Le Professeur de médecine ajoute que la présence de psychologues dans les services de gynécologie-obstétrique pour s’occuper des femmes qui ont subi une IVG  est « une preuve incontestable que le recours à l’IVG n’est pas anodin ». Face aux propos de Marisol Touraine, la Ministre de la santé, qui affirme qu’il y a « un climat culturel qui pèse et qui tend à culpabiliser », Emmanuel Sapin répond que « ce n’est pas notre culture qui serait responsable d’une culpabilisation », la loi Veil parle elle-même de « gravité biologique de l’intervention » (cf. Le rejet du délit d’entrave numérique à l’IVG justifié par la loi Veil ?).

 

Plutôt que de « bâillonner » les femmes, Emmanuel Sapin prône la vérité et l’accompagnement : « Lorsque, par exemple, un cancer est découvert, il est préférable d’en informer le patient dès que la certitude diagnostique est obtenue ». Il ajoute : « Or, pour l’IVG, il ne serait pas permis d’informer la femme ? Si la loi sur le délit d’entrave à l’IVG passe, il ne sera plus permis d’écouter la détresse de la femme. Ce n’est pas en affirmant que l’IVG n’est rien du tout qu’on rend service aux femmes, en délivrant une information inexacte ! » (cf. Délit d’entrave numérique à l’IVG : vers une entrée “dans la police des idées et dans la dictature d’une vision totalitaire” ?)

 

Israël Nisand dénonce également l’assimilation de l’avortement à une forme de contraception : « Réduire le nombre d’IVG n’est pas un objectif du gouvernement. Il ne faut pas oublier que faire baisser le nombre d’IVG, c’est risquer de fermer encore d’autres centres d’IVG (…) Cet acte est devenu gratuit à 100 %, ce qui a coûté 15 millions d’euros.

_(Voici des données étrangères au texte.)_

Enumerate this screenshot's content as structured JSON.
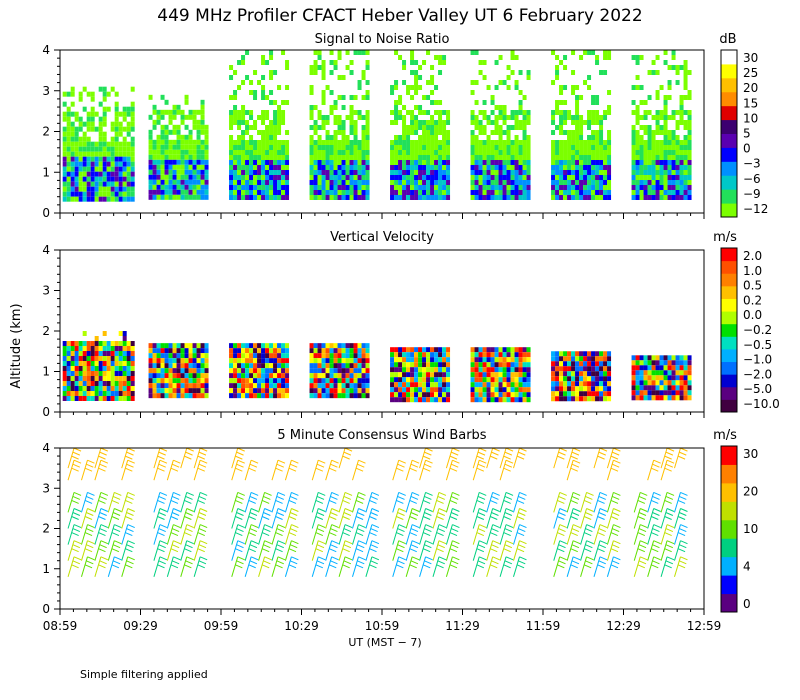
{
  "title": "449 MHz Profiler CFACT Heber Valley UT  6 February 2022",
  "xlabel": "UT  (MST − 7)",
  "ylabel": "Altitude (km)",
  "footnote": "Simple filtering applied",
  "x_ticks": [
    "08:59",
    "09:29",
    "09:59",
    "10:29",
    "10:59",
    "11:29",
    "11:59",
    "12:29",
    "12:59"
  ],
  "y_ticks": [
    "0",
    "1",
    "2",
    "3",
    "4"
  ],
  "colors": {
    "snr": [
      "#7cff00",
      "#22e05a",
      "#00c8c8",
      "#0090ff",
      "#0000ff",
      "#5a00b0",
      "#3c0070",
      "#e00000",
      "#ff8c00",
      "#ffc000",
      "#ffff00",
      "#ffffff"
    ],
    "vel": [
      "#400040",
      "#5a0080",
      "#0000d0",
      "#0070ff",
      "#00b0ff",
      "#00e0c0",
      "#00e000",
      "#b0ff00",
      "#ffff00",
      "#ffc000",
      "#ff8000",
      "#ff5000",
      "#ff0000"
    ],
    "wind": [
      "#5a0080",
      "#0000ff",
      "#00b0ff",
      "#00d080",
      "#60e000",
      "#c0e000",
      "#ffc000",
      "#ff8000",
      "#ff0000"
    ]
  },
  "chart_data": [
    {
      "type": "heatmap",
      "title": "Signal to Noise Ratio",
      "unit": "dB",
      "colorbar_labels": [
        "30",
        "25",
        "20",
        "15",
        "10",
        "5",
        "0",
        "−3",
        "−6",
        "−9",
        "−12"
      ],
      "x_range": [
        "08:59",
        "12:59"
      ],
      "ylim": [
        0,
        4
      ],
      "blocks": [
        {
          "t0": "09:00",
          "t1": "09:26",
          "h0": 0.35,
          "h1": 3.1
        },
        {
          "t0": "09:32",
          "t1": "09:54",
          "h0": 0.35,
          "h1": 2.9
        },
        {
          "t0": "10:02",
          "t1": "10:24",
          "h0": 0.35,
          "h1": 4.0
        },
        {
          "t0": "10:32",
          "t1": "10:54",
          "h0": 0.35,
          "h1": 4.0
        },
        {
          "t0": "11:02",
          "t1": "11:24",
          "h0": 0.35,
          "h1": 4.0
        },
        {
          "t0": "11:32",
          "t1": "11:54",
          "h0": 0.35,
          "h1": 4.0
        },
        {
          "t0": "12:02",
          "t1": "12:24",
          "h0": 0.35,
          "h1": 4.0
        },
        {
          "t0": "12:32",
          "t1": "12:54",
          "h0": 0.35,
          "h1": 4.0
        }
      ]
    },
    {
      "type": "heatmap",
      "title": "Vertical Velocity",
      "unit": "m/s",
      "colorbar_labels": [
        "2.0",
        "1.0",
        "0.5",
        "0.2",
        "0.0",
        "−0.2",
        "−0.5",
        "−1.0",
        "−2.0",
        "−5.0",
        "−10.0"
      ],
      "x_range": [
        "08:59",
        "12:59"
      ],
      "ylim": [
        0,
        4
      ],
      "blocks": [
        {
          "t0": "09:00",
          "t1": "09:26",
          "h0": 0.35,
          "h1": 2.0
        },
        {
          "t0": "09:32",
          "t1": "09:54",
          "h0": 0.35,
          "h1": 1.7
        },
        {
          "t0": "10:02",
          "t1": "10:24",
          "h0": 0.35,
          "h1": 1.7
        },
        {
          "t0": "10:32",
          "t1": "10:54",
          "h0": 0.35,
          "h1": 1.7
        },
        {
          "t0": "11:02",
          "t1": "11:24",
          "h0": 0.35,
          "h1": 1.6
        },
        {
          "t0": "11:32",
          "t1": "11:54",
          "h0": 0.35,
          "h1": 1.6
        },
        {
          "t0": "12:02",
          "t1": "12:24",
          "h0": 0.35,
          "h1": 1.5
        },
        {
          "t0": "12:32",
          "t1": "12:54",
          "h0": 0.35,
          "h1": 1.4
        }
      ]
    },
    {
      "type": "scatter",
      "title": "5 Minute Consensus Wind Barbs",
      "unit": "m/s",
      "colorbar_labels": [
        "30",
        "20",
        "10",
        "4",
        "0"
      ],
      "x_range": [
        "08:59",
        "12:59"
      ],
      "ylim": [
        0,
        4
      ],
      "barb_columns": [
        "09:02",
        "09:07",
        "09:12",
        "09:17",
        "09:22",
        "09:34",
        "09:39",
        "09:44",
        "09:49",
        "10:03",
        "10:08",
        "10:13",
        "10:18",
        "10:23",
        "10:33",
        "10:38",
        "10:43",
        "10:48",
        "10:53",
        "11:03",
        "11:08",
        "11:13",
        "11:18",
        "11:23",
        "11:33",
        "11:38",
        "11:43",
        "11:48",
        "12:03",
        "12:08",
        "12:13",
        "12:18",
        "12:23",
        "12:33",
        "12:38",
        "12:43",
        "12:48"
      ],
      "barb_altitudes": [
        0.8,
        1.2,
        1.6,
        2.0,
        2.4,
        3.2,
        3.5
      ]
    }
  ]
}
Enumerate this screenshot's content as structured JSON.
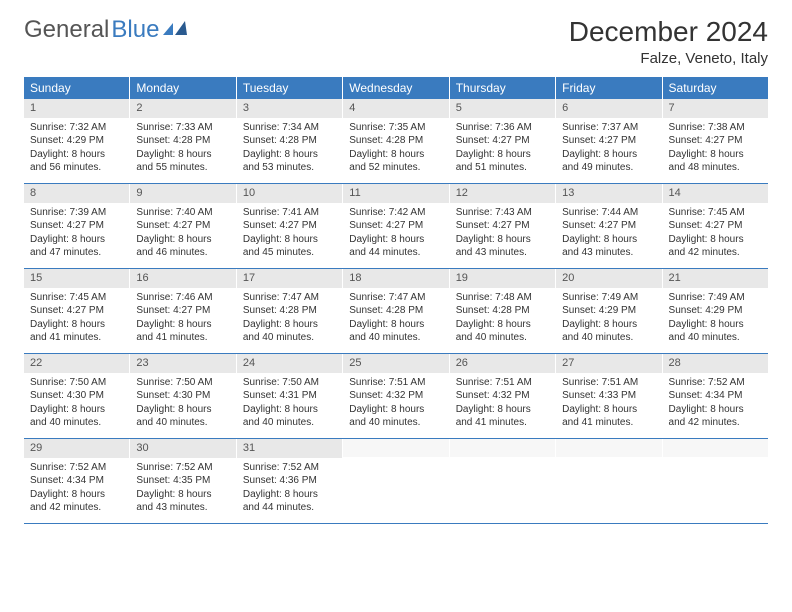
{
  "logo": {
    "text1": "General",
    "text2": "Blue"
  },
  "title": "December 2024",
  "location": "Falze, Veneto, Italy",
  "colors": {
    "header_bg": "#3a7bbf",
    "header_text": "#ffffff",
    "daynum_bg": "#e8e8e8",
    "text": "#333333"
  },
  "dayNames": [
    "Sunday",
    "Monday",
    "Tuesday",
    "Wednesday",
    "Thursday",
    "Friday",
    "Saturday"
  ],
  "weeks": [
    [
      {
        "num": "1",
        "sunrise": "7:32 AM",
        "sunset": "4:29 PM",
        "daylight": "8 hours and 56 minutes."
      },
      {
        "num": "2",
        "sunrise": "7:33 AM",
        "sunset": "4:28 PM",
        "daylight": "8 hours and 55 minutes."
      },
      {
        "num": "3",
        "sunrise": "7:34 AM",
        "sunset": "4:28 PM",
        "daylight": "8 hours and 53 minutes."
      },
      {
        "num": "4",
        "sunrise": "7:35 AM",
        "sunset": "4:28 PM",
        "daylight": "8 hours and 52 minutes."
      },
      {
        "num": "5",
        "sunrise": "7:36 AM",
        "sunset": "4:27 PM",
        "daylight": "8 hours and 51 minutes."
      },
      {
        "num": "6",
        "sunrise": "7:37 AM",
        "sunset": "4:27 PM",
        "daylight": "8 hours and 49 minutes."
      },
      {
        "num": "7",
        "sunrise": "7:38 AM",
        "sunset": "4:27 PM",
        "daylight": "8 hours and 48 minutes."
      }
    ],
    [
      {
        "num": "8",
        "sunrise": "7:39 AM",
        "sunset": "4:27 PM",
        "daylight": "8 hours and 47 minutes."
      },
      {
        "num": "9",
        "sunrise": "7:40 AM",
        "sunset": "4:27 PM",
        "daylight": "8 hours and 46 minutes."
      },
      {
        "num": "10",
        "sunrise": "7:41 AM",
        "sunset": "4:27 PM",
        "daylight": "8 hours and 45 minutes."
      },
      {
        "num": "11",
        "sunrise": "7:42 AM",
        "sunset": "4:27 PM",
        "daylight": "8 hours and 44 minutes."
      },
      {
        "num": "12",
        "sunrise": "7:43 AM",
        "sunset": "4:27 PM",
        "daylight": "8 hours and 43 minutes."
      },
      {
        "num": "13",
        "sunrise": "7:44 AM",
        "sunset": "4:27 PM",
        "daylight": "8 hours and 43 minutes."
      },
      {
        "num": "14",
        "sunrise": "7:45 AM",
        "sunset": "4:27 PM",
        "daylight": "8 hours and 42 minutes."
      }
    ],
    [
      {
        "num": "15",
        "sunrise": "7:45 AM",
        "sunset": "4:27 PM",
        "daylight": "8 hours and 41 minutes."
      },
      {
        "num": "16",
        "sunrise": "7:46 AM",
        "sunset": "4:27 PM",
        "daylight": "8 hours and 41 minutes."
      },
      {
        "num": "17",
        "sunrise": "7:47 AM",
        "sunset": "4:28 PM",
        "daylight": "8 hours and 40 minutes."
      },
      {
        "num": "18",
        "sunrise": "7:47 AM",
        "sunset": "4:28 PM",
        "daylight": "8 hours and 40 minutes."
      },
      {
        "num": "19",
        "sunrise": "7:48 AM",
        "sunset": "4:28 PM",
        "daylight": "8 hours and 40 minutes."
      },
      {
        "num": "20",
        "sunrise": "7:49 AM",
        "sunset": "4:29 PM",
        "daylight": "8 hours and 40 minutes."
      },
      {
        "num": "21",
        "sunrise": "7:49 AM",
        "sunset": "4:29 PM",
        "daylight": "8 hours and 40 minutes."
      }
    ],
    [
      {
        "num": "22",
        "sunrise": "7:50 AM",
        "sunset": "4:30 PM",
        "daylight": "8 hours and 40 minutes."
      },
      {
        "num": "23",
        "sunrise": "7:50 AM",
        "sunset": "4:30 PM",
        "daylight": "8 hours and 40 minutes."
      },
      {
        "num": "24",
        "sunrise": "7:50 AM",
        "sunset": "4:31 PM",
        "daylight": "8 hours and 40 minutes."
      },
      {
        "num": "25",
        "sunrise": "7:51 AM",
        "sunset": "4:32 PM",
        "daylight": "8 hours and 40 minutes."
      },
      {
        "num": "26",
        "sunrise": "7:51 AM",
        "sunset": "4:32 PM",
        "daylight": "8 hours and 41 minutes."
      },
      {
        "num": "27",
        "sunrise": "7:51 AM",
        "sunset": "4:33 PM",
        "daylight": "8 hours and 41 minutes."
      },
      {
        "num": "28",
        "sunrise": "7:52 AM",
        "sunset": "4:34 PM",
        "daylight": "8 hours and 42 minutes."
      }
    ],
    [
      {
        "num": "29",
        "sunrise": "7:52 AM",
        "sunset": "4:34 PM",
        "daylight": "8 hours and 42 minutes."
      },
      {
        "num": "30",
        "sunrise": "7:52 AM",
        "sunset": "4:35 PM",
        "daylight": "8 hours and 43 minutes."
      },
      {
        "num": "31",
        "sunrise": "7:52 AM",
        "sunset": "4:36 PM",
        "daylight": "8 hours and 44 minutes."
      },
      null,
      null,
      null,
      null
    ]
  ]
}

Dans le même temps, certaines contraceptions ont été déremboursées. Contraception en berne, IVG gratuite : quel est le message ? ».

 

Pour Emmanuel Sapin, « il est du devoir de l’État de réfléchir sur les causes de ces situations pour y remédier plutôt que de se concentrer sur un projet ayant pour effet de bâillonner ceux qui offrent d’aider celles qui souffrent » (cf. “Délit d’entrave numérique” : seule réponse possible aux femmes qui souffrent après une IVG ?).

 

 

[1] Chef du pôle gynécologie obstétrique au CHU de Strasbourg.

[2] Chef de Service en Chirurgie Pédiatrique et Néonatale au CHU de Dijon et professeur en chirurgie infantile et néonatale à Paris.

 

Le Figaro (Emmanuel Sapin) 30/11/2016

Le Figaro (Israel Nisand) 30/11/2016

Reuters 30/11/2016

Photo : Pixabay, DR.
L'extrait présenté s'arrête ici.